Her biri gözümün önünde canlandığında kolumdaki ağrının sebebi de anlaşılmıştı böylece, sinirle tıslayıp etrafımı süzdüğümde sabah saatleri olduğunu tahmin edebiliyordum sadece. Bulduğum ufacık umut ışığını da böylece kaybetmiştim ve iki yıldır bu zindana tıkılı kalbim daha fazlasını kaldıramayacağını bağırıyordu.

Bedenimin kontrolünü dahi tam sağlayamadığımdan ağladığımı fark etmem de geç olmuştu, yalnızca kaçma fırsatımı değil, hayatımın aşkına ulaşabileceğim bir yolu da kaybetmiştim.

Rin'in bu işin peşini bırakmayacağını bilsem dahi en fazla neler yapabileceğini düşünüyordum, eğer aynı ülkede olsaydık, tüm Tenjiku'yu ayağa kaldırabilirdi, tabii hâlâ onlarla birlikteyse.

Ağrıdan uzak kolumu diğerinin üzerine dikkatlice sardım, sıcak kalırsa ağrısı azalabilirdi.

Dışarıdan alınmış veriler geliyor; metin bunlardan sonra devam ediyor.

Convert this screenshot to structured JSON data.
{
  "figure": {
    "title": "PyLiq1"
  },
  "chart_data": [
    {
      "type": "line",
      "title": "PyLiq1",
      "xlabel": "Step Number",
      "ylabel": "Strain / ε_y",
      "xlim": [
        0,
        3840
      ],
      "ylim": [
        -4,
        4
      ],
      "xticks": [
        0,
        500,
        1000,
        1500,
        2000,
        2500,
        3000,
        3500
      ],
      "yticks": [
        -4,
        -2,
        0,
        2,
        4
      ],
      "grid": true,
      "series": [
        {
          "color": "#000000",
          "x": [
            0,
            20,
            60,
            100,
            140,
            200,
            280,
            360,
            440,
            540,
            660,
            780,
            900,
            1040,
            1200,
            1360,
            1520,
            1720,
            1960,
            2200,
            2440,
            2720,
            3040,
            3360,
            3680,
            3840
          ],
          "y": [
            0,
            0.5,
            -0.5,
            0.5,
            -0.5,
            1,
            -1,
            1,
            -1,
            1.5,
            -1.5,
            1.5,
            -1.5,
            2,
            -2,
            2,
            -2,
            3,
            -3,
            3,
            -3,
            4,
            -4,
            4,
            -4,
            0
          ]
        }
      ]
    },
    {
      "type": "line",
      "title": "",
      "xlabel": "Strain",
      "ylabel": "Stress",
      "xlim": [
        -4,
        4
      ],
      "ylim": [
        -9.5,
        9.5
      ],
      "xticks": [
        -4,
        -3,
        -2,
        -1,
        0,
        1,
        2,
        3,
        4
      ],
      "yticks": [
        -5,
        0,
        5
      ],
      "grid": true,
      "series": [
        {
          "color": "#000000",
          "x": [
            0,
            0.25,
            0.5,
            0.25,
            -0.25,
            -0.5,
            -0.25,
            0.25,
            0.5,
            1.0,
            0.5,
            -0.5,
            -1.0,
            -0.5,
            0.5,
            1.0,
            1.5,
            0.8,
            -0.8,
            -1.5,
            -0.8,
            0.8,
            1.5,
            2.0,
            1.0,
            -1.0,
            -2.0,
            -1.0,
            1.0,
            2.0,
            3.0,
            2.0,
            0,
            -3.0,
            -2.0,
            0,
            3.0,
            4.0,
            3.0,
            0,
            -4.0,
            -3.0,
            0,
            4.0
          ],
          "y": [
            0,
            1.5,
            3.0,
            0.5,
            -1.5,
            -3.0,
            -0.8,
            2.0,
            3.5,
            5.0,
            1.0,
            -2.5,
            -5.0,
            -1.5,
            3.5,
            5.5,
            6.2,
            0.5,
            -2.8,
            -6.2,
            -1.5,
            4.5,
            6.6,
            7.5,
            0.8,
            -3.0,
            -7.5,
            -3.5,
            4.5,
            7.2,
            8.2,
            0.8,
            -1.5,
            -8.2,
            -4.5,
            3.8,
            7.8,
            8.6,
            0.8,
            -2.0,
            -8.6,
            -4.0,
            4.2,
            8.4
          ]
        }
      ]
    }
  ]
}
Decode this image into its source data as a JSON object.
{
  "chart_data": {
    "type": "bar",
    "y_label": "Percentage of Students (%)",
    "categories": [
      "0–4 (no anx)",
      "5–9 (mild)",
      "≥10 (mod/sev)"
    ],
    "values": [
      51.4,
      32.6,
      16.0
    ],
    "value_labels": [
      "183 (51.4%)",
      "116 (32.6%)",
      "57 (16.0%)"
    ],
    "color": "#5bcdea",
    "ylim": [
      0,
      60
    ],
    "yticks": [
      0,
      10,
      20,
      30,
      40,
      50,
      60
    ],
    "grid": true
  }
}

Bir an önce tüm bunlardan kurtulmalı, Maya ablasına ya da en kötü ihtimalle anneme ötmeden önce onu durdurmak zorundaydım. Yoksa sonum gerçekten hoş olmayacaktı.

Yerimde kıpırdanıp pijamalarımı düzelttikten sonra sadece terliklerle çıktım odamdan, aynı boş koridor karşıladı beni. Ellerimi hırkamın ceplerine sokup ana kapıya doğru yürümeye başladım, çok sevgili hemşirem olmadan bahçeye çıkmama izin olmasa dahi umrumda değildi. Nasılsa şimdi yanımda olmayan oydu.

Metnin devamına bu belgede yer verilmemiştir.